Federal Court Judge Rules against Admitting Privileges Law
BATON ROUGE, La. – On Tuesday, seven months after a six-day trial that included testimony from both the plaintiffs of the abortion industry and the defendants from the state of Louisiana’s Department of Health and Hospitals, U.S. District Judge John deGravelles issued his ruling regarding the preliminary fate of Louisiana’s 2014 HB 388 / Act 620.
In the ruling, deGravelles found that the requirement that abortionists have admitting privileges at a nearby hospital would place an undue burden on Louisiana women seeking an abortion. He issued a preliminary injunction preventing the law from being enforced against the clinics involved in the challenge: Hope Medical Group for Women in Shreveport, Bossier City Medical Suite in Bossier City, and Causeway Medical Clinic in Metairie.
Upon reviewing the court’s opinion, Benjamin Clapper, Executive Director of Louisiana Right to Life, said,
“Louisiana Right to Life firmly believes the admitting privileges requirement in HB 388 / Act 620 would increase the health and safety of women seeking an abortion in the state of Louisiana. The case presented by the State of Louisiana at trial furthered this argument. While we are disappointed in Judge deGravelles’ decision, we applaud Attorney General Jeff Landry for his commitment to appeal this ruling to the U.S. 5th Circuit Court of Appeals, which upheld a similar Texas provision in 2014. We also appreciate Gov. John Bel Edwards for allowing a smooth transition of the case into the Attorney General’s Office.”

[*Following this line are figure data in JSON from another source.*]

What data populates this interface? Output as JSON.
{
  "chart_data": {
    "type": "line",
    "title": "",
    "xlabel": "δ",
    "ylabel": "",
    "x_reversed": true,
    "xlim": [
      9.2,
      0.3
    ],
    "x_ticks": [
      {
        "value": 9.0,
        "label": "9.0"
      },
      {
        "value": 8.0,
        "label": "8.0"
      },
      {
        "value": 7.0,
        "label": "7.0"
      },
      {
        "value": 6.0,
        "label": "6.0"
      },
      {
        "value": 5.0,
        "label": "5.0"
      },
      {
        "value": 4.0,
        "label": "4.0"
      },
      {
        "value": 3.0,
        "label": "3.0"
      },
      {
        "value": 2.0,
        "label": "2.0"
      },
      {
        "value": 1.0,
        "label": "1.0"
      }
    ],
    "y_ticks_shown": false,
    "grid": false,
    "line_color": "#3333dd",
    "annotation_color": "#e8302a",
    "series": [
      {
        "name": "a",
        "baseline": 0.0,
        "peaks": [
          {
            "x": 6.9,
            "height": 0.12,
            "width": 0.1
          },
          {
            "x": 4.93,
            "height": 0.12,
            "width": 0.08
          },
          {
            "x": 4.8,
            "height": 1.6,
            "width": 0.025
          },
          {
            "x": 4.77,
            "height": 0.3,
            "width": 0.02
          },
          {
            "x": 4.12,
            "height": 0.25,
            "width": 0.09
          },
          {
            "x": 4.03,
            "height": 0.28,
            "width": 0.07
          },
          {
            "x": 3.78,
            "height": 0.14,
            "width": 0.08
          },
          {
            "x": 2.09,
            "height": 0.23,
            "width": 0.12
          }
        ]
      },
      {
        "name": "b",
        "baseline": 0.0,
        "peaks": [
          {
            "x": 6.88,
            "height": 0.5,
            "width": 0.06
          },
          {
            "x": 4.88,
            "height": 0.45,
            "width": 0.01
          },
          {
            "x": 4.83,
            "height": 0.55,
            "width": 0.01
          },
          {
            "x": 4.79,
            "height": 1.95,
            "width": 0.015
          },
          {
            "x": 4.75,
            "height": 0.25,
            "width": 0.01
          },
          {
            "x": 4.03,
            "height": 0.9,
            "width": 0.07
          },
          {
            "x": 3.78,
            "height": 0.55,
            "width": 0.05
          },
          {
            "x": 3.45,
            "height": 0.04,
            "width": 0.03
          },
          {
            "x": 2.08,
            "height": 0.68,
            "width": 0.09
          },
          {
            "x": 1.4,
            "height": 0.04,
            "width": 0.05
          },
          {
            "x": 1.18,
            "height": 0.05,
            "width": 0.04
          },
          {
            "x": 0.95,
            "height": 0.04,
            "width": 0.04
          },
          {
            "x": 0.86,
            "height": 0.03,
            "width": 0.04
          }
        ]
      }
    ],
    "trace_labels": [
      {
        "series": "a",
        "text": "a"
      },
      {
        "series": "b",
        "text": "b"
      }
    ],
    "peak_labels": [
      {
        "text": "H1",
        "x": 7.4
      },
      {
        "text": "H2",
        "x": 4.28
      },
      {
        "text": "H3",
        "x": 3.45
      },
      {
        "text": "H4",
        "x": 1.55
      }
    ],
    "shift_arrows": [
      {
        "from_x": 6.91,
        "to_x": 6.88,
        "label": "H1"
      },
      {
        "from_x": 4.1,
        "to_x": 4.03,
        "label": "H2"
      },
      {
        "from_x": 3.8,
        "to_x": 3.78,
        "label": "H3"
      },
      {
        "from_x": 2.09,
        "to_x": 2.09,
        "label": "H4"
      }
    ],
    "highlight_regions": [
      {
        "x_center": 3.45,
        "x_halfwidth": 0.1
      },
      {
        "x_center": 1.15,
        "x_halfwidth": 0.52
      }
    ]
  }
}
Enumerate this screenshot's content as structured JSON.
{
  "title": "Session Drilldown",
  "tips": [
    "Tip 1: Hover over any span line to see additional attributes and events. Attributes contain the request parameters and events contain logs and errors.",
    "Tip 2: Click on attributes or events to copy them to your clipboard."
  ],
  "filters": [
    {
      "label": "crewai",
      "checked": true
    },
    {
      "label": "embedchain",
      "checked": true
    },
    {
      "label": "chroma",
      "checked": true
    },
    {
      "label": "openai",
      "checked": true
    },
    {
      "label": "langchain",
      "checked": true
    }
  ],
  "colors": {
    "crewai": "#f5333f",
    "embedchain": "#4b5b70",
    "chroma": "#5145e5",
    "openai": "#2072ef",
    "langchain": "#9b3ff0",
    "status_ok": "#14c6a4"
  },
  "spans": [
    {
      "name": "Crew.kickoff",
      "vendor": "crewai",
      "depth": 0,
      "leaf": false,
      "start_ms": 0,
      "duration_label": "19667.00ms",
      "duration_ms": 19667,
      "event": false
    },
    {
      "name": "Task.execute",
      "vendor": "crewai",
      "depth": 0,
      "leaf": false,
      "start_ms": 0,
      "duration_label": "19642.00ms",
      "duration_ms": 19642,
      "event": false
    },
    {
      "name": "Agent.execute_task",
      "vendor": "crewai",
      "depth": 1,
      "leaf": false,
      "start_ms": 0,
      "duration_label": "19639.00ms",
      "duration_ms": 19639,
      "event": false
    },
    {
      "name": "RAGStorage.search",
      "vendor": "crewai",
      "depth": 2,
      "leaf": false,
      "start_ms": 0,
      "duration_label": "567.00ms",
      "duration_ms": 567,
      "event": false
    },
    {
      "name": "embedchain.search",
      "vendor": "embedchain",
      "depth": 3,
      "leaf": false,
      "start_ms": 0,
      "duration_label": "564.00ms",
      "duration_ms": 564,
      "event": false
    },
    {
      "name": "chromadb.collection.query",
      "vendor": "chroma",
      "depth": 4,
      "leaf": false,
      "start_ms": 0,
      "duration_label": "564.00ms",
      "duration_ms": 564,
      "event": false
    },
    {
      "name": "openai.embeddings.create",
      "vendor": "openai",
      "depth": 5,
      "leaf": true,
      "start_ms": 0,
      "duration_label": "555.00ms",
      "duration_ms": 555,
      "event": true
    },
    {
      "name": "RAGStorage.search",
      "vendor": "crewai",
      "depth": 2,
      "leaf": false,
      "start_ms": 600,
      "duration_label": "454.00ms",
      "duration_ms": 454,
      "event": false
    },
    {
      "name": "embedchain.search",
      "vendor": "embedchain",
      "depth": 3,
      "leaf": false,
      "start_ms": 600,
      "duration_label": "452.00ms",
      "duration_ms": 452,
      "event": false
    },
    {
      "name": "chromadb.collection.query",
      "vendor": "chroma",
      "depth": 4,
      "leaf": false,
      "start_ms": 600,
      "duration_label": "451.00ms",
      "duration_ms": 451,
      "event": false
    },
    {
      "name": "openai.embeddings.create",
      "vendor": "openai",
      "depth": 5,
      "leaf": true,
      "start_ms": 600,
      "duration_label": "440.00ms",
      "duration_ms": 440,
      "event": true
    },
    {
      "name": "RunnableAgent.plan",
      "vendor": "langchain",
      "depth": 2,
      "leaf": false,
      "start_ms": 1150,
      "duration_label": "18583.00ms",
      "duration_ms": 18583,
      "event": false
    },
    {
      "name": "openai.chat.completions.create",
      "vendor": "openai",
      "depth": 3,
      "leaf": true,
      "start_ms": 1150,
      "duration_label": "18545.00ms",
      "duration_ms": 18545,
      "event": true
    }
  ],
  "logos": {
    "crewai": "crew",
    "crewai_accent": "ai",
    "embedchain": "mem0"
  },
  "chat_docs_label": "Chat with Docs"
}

Deanna Wallace, Legislative Director of Louisiana Right to Life, made the following comments on legal matters at hand,
“In upholding a similar admitting privilege requirement passed by the Texas Legislature, the 5th Circuit Court of Appeals in 2014 found a clear ‘connection between the admitting privileges rule and the desirable protection of abortion patients’ health.’ This ruling echoed decisions by the 4th and 8th Circuit Courts, which stated that admitting privilege requirements ‘are obviously beneficial to patients’ and ‘further important state health objectives.’ Since there are significant similarities between the relevant portions of the Texas and Louisiana laws, and the fact that both states have multiple abortion physicians with admitting privileges (unlike Mississippi), we hoped Judge deGravelles would follow the clear reasoning of the previous decisions of the 5th Circuit upholding the Texas provisions. Unfortunately this does not appear to be the case.”
Clapper made the following comment in conclusion:
“We have not seen the end of the legal challenge over admitting privilege requirements. In addition to Attorney General Landry’s appeal to the 5th Circuit, it is important to note that the U.S. Supreme Court will review in March a case that involves a similar Texas law, and its decision in that case may impact the Louisiana federal court ruling.
“Because of the impact the Supreme Court’s decision could have on our law, Louisiana Right to Life has been collecting the signatures of Louisiana legislators on a friend of the court brief filed in the Supreme Court by Louisiana-based co-counsel Dorinda Bordlee of Bioethics Defense Fund in support of the Texas regulations. We remain hopeful that the Supreme Court will protect the health and safety of women all over the country by upholding common sense safety measures such as admitting privilege requirements.”